Yorgancıoğlu, yapılmaya çalışanların yasaya aykırı olması iddialarının ve verilen araziye başka talipler olduğunun ortaya çıkmasının toplumun rahatsızlık duyan kesimlerini çoğalttığını, bu nedenle Meclis Genel Kurulu’na konuyla ilgili araştırma önergesi verdiklerini söyledi.
Halkın çoğunluğunun oyuyla iktidar olan UBP’nin dirayet sahibi olmadığını savunan Yorgancıoğlu, atılan adımların halkın geleceğini riske atacak şekilde olduğunu kaydetti.

Denktaş: Dayatma

DP Genel Başkanı Serdar Denktaş da konuşmasında, son dönemde bu konuyla ilgili tartışmaları ilgiyle izlediğini belirterek, bazı kesimlerin konuyla ilgili “dayatmalarının” Kıbrıs Türk halkını dinden soğutacak noktaya getirdiğini savundu. Denktaş, dinlerini ileri seviyede yaşamak isteyenlere yol bulmanın hükümetin görevi olduğunu, ancak toplumu bölmeye kimsenin hakkı olmadığını söyledi.
Denktaş, Lefkoşa’daki tüm okulları bir kampus içine toplamaya kimsenin itirazı olmayacağını ancak verilen eğitimi değiştirmeyi ve okulların boşaltılacak binalarını alışveriş merkezi haline getirilsin diye birilerine vermeyi kimsenin kabul etmeyeceğini belirterek, “Alışveriş merkezi yapacak olan bina satın alsın, yapsın, haksız rekabeti bu boyuta taşımak olmaz” dedi.
“Vakıflar İdaresi’nin TC Hükümeti’nin görüşleri doğrultusunda bir anda dini bir kuruluş olduğunu hatırlamasının ilginç olduğunu” ifade eden Denktaş, “KKTC’de herkes dinini istediği şekilde özgür yaşar, kimse kimseye karışmaz.
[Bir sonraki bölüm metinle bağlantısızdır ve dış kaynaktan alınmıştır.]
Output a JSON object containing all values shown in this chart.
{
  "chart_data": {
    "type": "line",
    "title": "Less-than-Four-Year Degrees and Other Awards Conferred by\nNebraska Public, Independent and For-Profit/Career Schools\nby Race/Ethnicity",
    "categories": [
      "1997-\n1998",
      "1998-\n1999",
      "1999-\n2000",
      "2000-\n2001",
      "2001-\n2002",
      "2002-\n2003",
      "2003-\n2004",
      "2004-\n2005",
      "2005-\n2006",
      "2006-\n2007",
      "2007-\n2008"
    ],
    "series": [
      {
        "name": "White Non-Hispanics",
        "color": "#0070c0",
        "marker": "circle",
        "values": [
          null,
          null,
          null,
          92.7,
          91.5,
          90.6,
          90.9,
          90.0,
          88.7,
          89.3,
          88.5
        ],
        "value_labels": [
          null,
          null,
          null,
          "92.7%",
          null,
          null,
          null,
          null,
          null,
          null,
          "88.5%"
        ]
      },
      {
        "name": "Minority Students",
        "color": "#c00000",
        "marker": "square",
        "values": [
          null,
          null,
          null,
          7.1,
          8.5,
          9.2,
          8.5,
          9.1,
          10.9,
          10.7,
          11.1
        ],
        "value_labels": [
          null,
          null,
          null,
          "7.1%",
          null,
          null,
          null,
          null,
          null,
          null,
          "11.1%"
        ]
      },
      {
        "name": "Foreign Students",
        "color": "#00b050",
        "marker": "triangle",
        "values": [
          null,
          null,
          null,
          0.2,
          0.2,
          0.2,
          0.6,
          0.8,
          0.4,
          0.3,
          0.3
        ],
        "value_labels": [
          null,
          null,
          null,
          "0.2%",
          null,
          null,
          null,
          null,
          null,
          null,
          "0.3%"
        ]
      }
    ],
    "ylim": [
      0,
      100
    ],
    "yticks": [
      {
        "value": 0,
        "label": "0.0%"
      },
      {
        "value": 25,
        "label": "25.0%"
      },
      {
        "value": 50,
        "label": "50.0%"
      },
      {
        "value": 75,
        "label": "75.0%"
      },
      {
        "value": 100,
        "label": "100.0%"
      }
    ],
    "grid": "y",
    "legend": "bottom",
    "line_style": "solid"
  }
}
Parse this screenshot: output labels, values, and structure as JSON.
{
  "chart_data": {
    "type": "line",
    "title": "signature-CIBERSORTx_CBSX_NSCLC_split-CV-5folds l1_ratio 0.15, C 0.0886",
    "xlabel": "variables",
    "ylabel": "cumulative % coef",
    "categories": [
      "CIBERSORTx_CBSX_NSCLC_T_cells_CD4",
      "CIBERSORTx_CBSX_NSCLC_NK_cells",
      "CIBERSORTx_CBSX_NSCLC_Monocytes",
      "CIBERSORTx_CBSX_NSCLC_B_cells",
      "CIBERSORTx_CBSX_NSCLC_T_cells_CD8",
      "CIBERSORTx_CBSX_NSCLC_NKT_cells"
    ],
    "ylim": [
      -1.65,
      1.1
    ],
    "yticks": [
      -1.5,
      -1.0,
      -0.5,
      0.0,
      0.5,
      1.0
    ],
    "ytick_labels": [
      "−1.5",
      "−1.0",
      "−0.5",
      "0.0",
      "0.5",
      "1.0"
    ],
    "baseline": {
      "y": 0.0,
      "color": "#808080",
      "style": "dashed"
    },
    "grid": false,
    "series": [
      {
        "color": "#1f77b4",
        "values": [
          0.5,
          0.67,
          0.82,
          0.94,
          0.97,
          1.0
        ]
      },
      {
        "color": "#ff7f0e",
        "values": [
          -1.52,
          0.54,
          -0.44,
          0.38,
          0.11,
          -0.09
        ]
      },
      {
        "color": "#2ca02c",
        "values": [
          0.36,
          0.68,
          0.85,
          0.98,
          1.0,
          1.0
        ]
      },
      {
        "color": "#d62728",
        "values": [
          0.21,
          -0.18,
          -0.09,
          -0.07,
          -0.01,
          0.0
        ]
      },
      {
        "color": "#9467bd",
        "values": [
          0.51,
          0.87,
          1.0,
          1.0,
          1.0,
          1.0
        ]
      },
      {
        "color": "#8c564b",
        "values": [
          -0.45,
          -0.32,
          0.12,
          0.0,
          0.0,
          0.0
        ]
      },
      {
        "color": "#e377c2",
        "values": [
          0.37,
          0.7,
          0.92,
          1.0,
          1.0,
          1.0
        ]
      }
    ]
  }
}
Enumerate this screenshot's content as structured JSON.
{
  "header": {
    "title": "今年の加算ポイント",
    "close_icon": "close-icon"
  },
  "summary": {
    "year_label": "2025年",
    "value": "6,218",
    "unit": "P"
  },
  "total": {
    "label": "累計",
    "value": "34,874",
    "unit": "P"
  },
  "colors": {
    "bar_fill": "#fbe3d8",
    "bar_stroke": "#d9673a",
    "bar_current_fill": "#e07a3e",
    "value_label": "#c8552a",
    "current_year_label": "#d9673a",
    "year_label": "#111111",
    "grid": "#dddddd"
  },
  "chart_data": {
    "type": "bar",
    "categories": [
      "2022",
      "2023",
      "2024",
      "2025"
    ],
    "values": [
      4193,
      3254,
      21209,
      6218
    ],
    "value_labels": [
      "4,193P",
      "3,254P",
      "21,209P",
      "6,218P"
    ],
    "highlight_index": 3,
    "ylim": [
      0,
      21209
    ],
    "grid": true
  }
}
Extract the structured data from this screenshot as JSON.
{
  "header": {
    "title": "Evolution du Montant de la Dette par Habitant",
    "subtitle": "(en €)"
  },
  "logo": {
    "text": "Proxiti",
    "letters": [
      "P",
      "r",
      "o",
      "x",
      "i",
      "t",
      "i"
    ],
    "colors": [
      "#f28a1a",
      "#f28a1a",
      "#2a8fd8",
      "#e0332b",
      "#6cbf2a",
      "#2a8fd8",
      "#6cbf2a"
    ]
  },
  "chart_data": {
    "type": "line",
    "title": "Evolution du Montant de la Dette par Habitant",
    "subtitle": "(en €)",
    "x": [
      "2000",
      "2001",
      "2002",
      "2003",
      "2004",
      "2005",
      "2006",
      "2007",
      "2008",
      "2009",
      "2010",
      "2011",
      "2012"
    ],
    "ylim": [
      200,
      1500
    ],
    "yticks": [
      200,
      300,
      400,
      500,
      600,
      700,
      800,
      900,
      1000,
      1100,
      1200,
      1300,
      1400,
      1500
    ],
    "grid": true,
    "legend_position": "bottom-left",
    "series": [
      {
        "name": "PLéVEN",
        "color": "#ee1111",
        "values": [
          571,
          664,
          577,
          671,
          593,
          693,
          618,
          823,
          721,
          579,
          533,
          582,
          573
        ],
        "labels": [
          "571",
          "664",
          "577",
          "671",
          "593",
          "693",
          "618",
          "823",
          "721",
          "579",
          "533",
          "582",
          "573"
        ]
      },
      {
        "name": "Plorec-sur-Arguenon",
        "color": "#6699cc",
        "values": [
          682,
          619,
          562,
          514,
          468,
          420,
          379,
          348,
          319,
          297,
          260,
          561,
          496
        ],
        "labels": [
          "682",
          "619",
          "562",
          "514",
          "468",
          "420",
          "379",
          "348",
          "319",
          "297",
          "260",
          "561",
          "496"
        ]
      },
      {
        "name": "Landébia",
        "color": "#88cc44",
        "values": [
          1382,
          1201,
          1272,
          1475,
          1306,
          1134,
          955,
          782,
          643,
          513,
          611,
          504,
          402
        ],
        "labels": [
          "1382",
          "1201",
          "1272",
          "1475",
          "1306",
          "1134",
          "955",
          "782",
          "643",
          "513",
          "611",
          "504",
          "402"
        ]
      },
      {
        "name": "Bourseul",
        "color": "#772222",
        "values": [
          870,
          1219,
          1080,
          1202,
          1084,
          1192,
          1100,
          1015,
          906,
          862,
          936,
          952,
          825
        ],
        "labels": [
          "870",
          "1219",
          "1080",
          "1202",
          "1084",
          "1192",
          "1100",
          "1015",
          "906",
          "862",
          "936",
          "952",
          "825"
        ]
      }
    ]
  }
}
Biz bu halimizden memnunuz” dedi.

YKP’den tepki

YKP Yürütme Kurulu Sekreteri Murat Kanatlı da, tüm bu gelişmeleri Avrupa Sol Partisi toplantısına taşıdıklarını belirtti ve hükümeti “acenta” olmakla suçladı.
Gelişmelerden kaygı duyduklarını söyleyen Kanatlı, Lefkoşa merkezindeki okulların dışarıya taşınarak aslında külliyenin bu okulların yerine yapılacağını öne sürdü.
YKP Yürütme Kurulu üyesi Alpay Durduran da, KTOEÖS’ün mücadele amacını paylaştıklarını kaydederek, Kıbrıs Türk toplumunun “dini ihtiyaçlarını karşılayamadığına” dair bir şikayeti olmadığını söyledi.
Durduran, Kıbrıs Türk toplumu kurumlarından evkafın dini ihtiyaçları karşılamakla görevli olduğunu ancak bu özellikle din adamı yetiştirmek konusunda üstüne düşeni yapmadığını, bunun yerine Türkiye’den imam ithal ettiğini ve bu insanlarla Kıbrıs Türk toplumuyla çatıştığını savundu.